KANSAS CITY, Mo. – Kansas coach Bill Self came to the Big 12’s basketball media days here somewhat of a broken man.
That’s a reference not so much about the recently concluded NCAA case against the Jayhawks or the health scare involving his heart last spring but also a recent run-in with his two grandchildren, ages 5 and 3. Chasing them around Allen Fieldhouse prior to the annual Late Night in The Phog preseason festivities earlier this month, the Jayhawks’ coach fell and broke two ribs.
“I don’t think broken ribs are minor … probably the least athletic move of my life,” Self joked. “Certainly the definition of feeling old.”
In a revealing interview session Wednesday at Big 12 Men’s Basketball Tipoff, Self didn’t seem like anything resembling a 60-year-old who had stents put in his heart last spring during March Madness which caused him to miss the postseason. He’s slimmer, trimmer and ready for some sort of fight in his 21st season at KU.
“Now it’s time to go for the throat,” Self said responding to a question about being able to recruit without the cloud of an NCAA investigation hanging over the program.
Self said over the four years-plus the case took to be resolved, Kansas didn’t land a single recruit ranked inside the top 20. While that won’t get much sympathy from the majority of coaches who would give a limb for that kind of talent, it does reflect the standard Self holds himself to. He definitely responded during the dark days.
Since the FBI dropped its bomb exposing what it called widespread corruption in the sport in September 2017, Kansas won four Big 12 regular-season titles, Self was awarded a lifetime contract on the eve of the 2021 Final Four and KU won the 2022 national championship. Less than a week after that NCAA case came to its conclusion, the Jayhawks were named the No. 1 team in the AP Top 25 preseason poll for the fourth time under Self.
The coach then made a shocking revelation confirming a report that he offered to sit out the 2022 postseason to expedite the end of the NCAA case.

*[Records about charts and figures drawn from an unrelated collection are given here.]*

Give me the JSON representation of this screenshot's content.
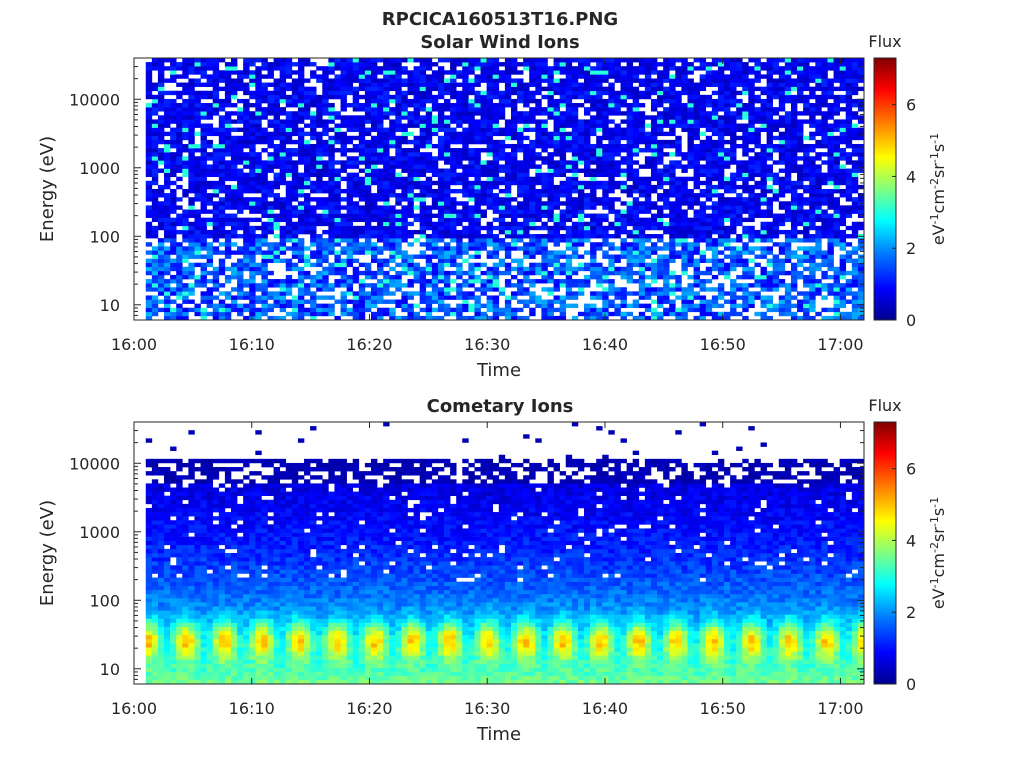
{
  "figure_title": "RPCICA160513T16.PNG",
  "colors": {
    "colormap": [
      "#00008f",
      "#0000ff",
      "#0080ff",
      "#00ffff",
      "#80ff80",
      "#ffff00",
      "#ff8000",
      "#ff0000",
      "#800000"
    ],
    "background": "#ffffff",
    "axis": "#262626"
  },
  "chart_data": [
    {
      "type": "heatmap",
      "title": "Solar Wind Ions",
      "xlabel": "Time",
      "ylabel": "Energy (eV)",
      "x_ticks": [
        "16:00",
        "16:10",
        "16:20",
        "16:30",
        "16:40",
        "16:50",
        "17:00"
      ],
      "x_range": [
        "16:00",
        "17:02"
      ],
      "data_start": "16:01",
      "y_scale": "log",
      "y_ticks": [
        "10",
        "100",
        "1000",
        "10000"
      ],
      "y_range": [
        6,
        40000
      ],
      "colorbar": {
        "title": "Flux",
        "label": "eV-1cm-2sr-1s-1",
        "ticks": [
          "0",
          "2",
          "4",
          "6"
        ],
        "range": [
          0,
          7.3
        ]
      },
      "description_values": {
        "dominant_level_above_100eV": 0.8,
        "dominant_level_below_100eV": 1.6,
        "peak_level": 3.0,
        "white_no_data": true
      }
    },
    {
      "type": "heatmap",
      "title": "Cometary Ions",
      "xlabel": "Time",
      "ylabel": "Energy (eV)",
      "x_ticks": [
        "16:00",
        "16:10",
        "16:20",
        "16:30",
        "16:40",
        "16:50",
        "17:00"
      ],
      "x_range": [
        "16:00",
        "17:02"
      ],
      "data_start": "16:01",
      "y_scale": "log",
      "y_ticks": [
        "10",
        "100",
        "1000",
        "10000"
      ],
      "y_range": [
        6,
        40000
      ],
      "colorbar": {
        "title": "Flux",
        "label": "eV-1cm-2sr-1s-1",
        "ticks": [
          "0",
          "2",
          "4",
          "6"
        ],
        "range": [
          0,
          7.3
        ]
      },
      "description_values": {
        "band_peak_energy_eV": 25,
        "band_peak_level": 5.0,
        "band_period_min": 3.2,
        "level_near_1000eV": 1.0,
        "level_above_5000eV": 0.3
      }
    }
  ]
}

“I was at the point, guys, where I would have done just about anything to get it over with,” Self told reporters, “for the protection of our players and for the future not knowing the process or trusting the process … It was no admission of guilt, just to try to move it forward.”
The NCAA eventually denied the proposal during what was termed a “mediation” in January 2022, the same week Self’s father died.
“My dad told me, ‘Whatever you do, get this behind you,’ ” Self said.
The Final Four less than three months later was both awkward and exhilarating. Kansas was streaking toward a national championship with potential crippling penalties hanging over the program. Then in a moment Jayhawk fans everywhere won’t ever forget, then-NCAA president Mark Emmert presented Self with the national championship trophy calling them “the Kansas City Jayhawks” even though Lawrence, Kan. is about 45 miles from Kansas City.
Emmert quickly corrected himself but the damage was done. KU souls were wounded a bit in the celebratory moment. The NCAA’s waning credibility took a hit. It wasn’t until 18 months later that the case concluded.
“When you feel responsible for so much of something that is so much bigger than any individual, you think about it between every bite,” Self said. “You think about it every day. You go to bed thinking about this.”
The case lingered long enough for the school to self-impose a four-game suspension on Self and top assistant Kurtis Townsend to begin last season. It was another attempt at mitigation.
The coach described his motivation during the lengthy case.
“Nothing would please me more than to do it [win] when it was designed not to be done,” Self said. “I would say that motivates me. That’s over now.”
Self did his best to downplay his situation past and present. The health scare did not make him reflect about his mortality, he said. Whatever anger he had at the process is now directed toward looking ahead at another championship run.
The Jayhawks are that good. But there was one highly ironic moment on Tuesday. Adidas had scheduled an AAU conference at Kansas. ESPN analyst Fran Fraschilla tweeted a picture of him at KU with Book Richardson, a former Arizona assistant coach who went to jail as a result of the FBI case.
As the sponsor of the event, Adidas harkened back to its representatives originally being named KU boosters by the NCAA who illicitly lured players to the program. But as the case came to an end, what were once five Level I violations made against Kansas evaporated when the Independent Accountability Resolution Process found only smaller violations that kept KU from getting a postseason ban.
On Wednesday, it was time to step on some throats.
“He’s actually said that to us,” said Kansas center Hunter Dickinson, the Michigan transfer who was named the Big 12 preseason Player and Newcomer of the Year on Wednesday, said of Self. “We’re the No. 1 team in the country. People are going to come for us. I think it’s going to be really important to step on people’s throats … That would be a good motto for us.”